The petition was filed on Sunday challenging the interim government’s authority to negotiate with the IMF a PSI deal feared to subject Bangladesh to intrusive policy advice without any financial assistance from the lending agency.
According to the constitution, the caretaker government has no power do deal with any policy matters, other than discharging routine works and providing the Election Commission with the necessary support for holding free and fair elections, the petitioner’s counsel, Abdul Wadud Khandaker told the court.
The caretaker government has no right whatsoever to negotiate or sign any agreement with the IMF or the World Bank as that does not fall under its work defined by the constitution, he argued. ‘In a flagrant violation of the constitution, the government has partially acted upon the prescription[s] of the IMF and the World Bank that has caused price hike of essential commodities and given rise to inflation,’ causing ‘colossal and irreparable damage’ to the national economy, he contended. ‘This has badly affected industrial production’.

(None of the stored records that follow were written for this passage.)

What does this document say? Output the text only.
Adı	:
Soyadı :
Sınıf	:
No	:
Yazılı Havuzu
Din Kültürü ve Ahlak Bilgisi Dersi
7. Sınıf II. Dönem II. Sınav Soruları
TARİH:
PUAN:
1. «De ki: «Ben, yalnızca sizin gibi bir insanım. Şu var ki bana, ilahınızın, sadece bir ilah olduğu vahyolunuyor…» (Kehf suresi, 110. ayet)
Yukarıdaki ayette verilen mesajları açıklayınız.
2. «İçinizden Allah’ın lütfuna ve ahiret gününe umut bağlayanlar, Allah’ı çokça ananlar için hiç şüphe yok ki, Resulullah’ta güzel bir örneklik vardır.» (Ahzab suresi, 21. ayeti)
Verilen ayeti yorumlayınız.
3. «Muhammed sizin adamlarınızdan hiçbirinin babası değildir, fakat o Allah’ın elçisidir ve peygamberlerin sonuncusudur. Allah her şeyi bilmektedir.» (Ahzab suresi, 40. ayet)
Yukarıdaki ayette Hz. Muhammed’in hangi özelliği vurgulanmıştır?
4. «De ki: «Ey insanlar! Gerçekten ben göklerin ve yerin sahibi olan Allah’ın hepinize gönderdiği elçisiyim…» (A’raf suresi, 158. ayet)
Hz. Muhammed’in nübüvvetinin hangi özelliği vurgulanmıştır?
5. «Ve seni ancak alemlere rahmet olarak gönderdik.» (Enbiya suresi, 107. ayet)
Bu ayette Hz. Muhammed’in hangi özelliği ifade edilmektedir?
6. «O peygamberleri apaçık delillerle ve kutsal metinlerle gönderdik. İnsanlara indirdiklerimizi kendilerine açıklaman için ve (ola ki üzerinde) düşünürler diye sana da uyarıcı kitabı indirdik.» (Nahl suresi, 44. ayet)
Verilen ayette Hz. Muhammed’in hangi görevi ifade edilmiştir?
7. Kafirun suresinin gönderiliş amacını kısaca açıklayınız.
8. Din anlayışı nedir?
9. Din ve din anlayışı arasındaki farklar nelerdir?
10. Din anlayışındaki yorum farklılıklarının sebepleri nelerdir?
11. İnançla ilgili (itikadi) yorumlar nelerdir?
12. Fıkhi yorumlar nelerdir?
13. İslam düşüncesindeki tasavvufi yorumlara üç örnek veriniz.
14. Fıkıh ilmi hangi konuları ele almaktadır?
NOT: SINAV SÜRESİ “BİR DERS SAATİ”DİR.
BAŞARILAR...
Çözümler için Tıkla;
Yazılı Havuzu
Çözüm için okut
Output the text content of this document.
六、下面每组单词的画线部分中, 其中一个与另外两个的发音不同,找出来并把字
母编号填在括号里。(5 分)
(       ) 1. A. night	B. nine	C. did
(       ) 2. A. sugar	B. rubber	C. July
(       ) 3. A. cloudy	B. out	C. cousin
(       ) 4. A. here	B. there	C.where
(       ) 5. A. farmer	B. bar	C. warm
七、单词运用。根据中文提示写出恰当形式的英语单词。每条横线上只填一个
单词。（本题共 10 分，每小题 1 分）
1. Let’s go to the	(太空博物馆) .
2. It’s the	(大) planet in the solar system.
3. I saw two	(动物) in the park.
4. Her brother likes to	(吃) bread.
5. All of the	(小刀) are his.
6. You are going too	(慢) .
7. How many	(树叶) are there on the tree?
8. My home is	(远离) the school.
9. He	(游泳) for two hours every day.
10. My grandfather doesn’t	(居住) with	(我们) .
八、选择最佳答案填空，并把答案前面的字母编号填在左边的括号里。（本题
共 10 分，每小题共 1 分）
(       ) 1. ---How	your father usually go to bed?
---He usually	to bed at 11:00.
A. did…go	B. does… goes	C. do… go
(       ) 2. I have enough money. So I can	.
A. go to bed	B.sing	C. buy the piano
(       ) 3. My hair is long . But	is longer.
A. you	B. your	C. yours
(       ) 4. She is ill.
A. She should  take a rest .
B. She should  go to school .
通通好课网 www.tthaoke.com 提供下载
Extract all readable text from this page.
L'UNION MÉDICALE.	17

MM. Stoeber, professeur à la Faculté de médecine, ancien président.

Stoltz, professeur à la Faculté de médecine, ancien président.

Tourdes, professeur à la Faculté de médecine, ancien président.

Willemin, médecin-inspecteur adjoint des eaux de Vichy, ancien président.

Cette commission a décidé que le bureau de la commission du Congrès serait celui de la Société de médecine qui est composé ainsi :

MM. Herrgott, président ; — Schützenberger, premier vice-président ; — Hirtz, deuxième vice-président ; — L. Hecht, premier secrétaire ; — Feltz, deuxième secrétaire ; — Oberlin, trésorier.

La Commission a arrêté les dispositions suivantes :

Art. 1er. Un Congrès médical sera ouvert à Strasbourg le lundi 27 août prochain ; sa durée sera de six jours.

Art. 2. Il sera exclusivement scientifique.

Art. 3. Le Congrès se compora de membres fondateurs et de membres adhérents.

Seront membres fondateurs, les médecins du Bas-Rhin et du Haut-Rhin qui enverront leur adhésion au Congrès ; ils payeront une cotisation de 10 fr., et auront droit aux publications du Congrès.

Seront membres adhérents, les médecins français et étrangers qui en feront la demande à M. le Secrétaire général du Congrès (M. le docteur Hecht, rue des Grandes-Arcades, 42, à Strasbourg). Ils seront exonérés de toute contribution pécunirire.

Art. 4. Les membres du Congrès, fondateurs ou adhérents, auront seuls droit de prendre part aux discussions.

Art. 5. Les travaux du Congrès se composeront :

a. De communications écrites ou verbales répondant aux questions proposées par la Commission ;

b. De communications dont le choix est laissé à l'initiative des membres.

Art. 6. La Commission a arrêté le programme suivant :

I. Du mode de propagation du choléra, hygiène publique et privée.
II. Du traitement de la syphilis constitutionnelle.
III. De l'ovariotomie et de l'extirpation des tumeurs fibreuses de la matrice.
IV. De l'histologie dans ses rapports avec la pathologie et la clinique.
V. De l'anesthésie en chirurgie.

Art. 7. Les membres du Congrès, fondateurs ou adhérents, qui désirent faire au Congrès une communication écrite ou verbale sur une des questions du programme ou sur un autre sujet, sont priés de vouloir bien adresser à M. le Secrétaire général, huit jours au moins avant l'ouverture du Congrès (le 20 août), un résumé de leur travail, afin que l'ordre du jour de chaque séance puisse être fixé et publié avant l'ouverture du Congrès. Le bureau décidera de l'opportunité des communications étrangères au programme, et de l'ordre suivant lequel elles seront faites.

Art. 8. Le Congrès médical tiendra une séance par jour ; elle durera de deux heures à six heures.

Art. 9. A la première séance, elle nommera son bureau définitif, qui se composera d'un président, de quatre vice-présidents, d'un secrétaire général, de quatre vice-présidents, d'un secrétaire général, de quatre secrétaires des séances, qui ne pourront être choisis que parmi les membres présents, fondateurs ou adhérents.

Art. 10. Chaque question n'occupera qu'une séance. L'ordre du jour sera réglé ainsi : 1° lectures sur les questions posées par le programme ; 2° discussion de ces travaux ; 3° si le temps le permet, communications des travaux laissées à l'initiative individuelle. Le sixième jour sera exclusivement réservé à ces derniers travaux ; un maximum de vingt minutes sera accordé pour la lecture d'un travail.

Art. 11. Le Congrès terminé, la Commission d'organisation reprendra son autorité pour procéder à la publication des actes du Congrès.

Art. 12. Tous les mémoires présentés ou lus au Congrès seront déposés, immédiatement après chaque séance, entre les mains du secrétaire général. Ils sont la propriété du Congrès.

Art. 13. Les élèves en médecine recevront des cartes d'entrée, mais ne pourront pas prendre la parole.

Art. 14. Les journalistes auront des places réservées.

‘The government has withdrawn fertiliser subsidies at the IMF’s insistence, which is suicidal as agriculture is the backbone of our economy,’ he said. The government’s current negotiation with the IMF on a PSI agreement has drawn wide criticism from leading economists of the country. Even the finance adviser to the interim government criticised it on September 14, the counsel mentioned.
Signing of a PSI agreement with the IMF will not only push the country’s economy to unpredictable consequences, it will also allow the global lending agency to interfere in matters relating to the country’s sovereignty, he said.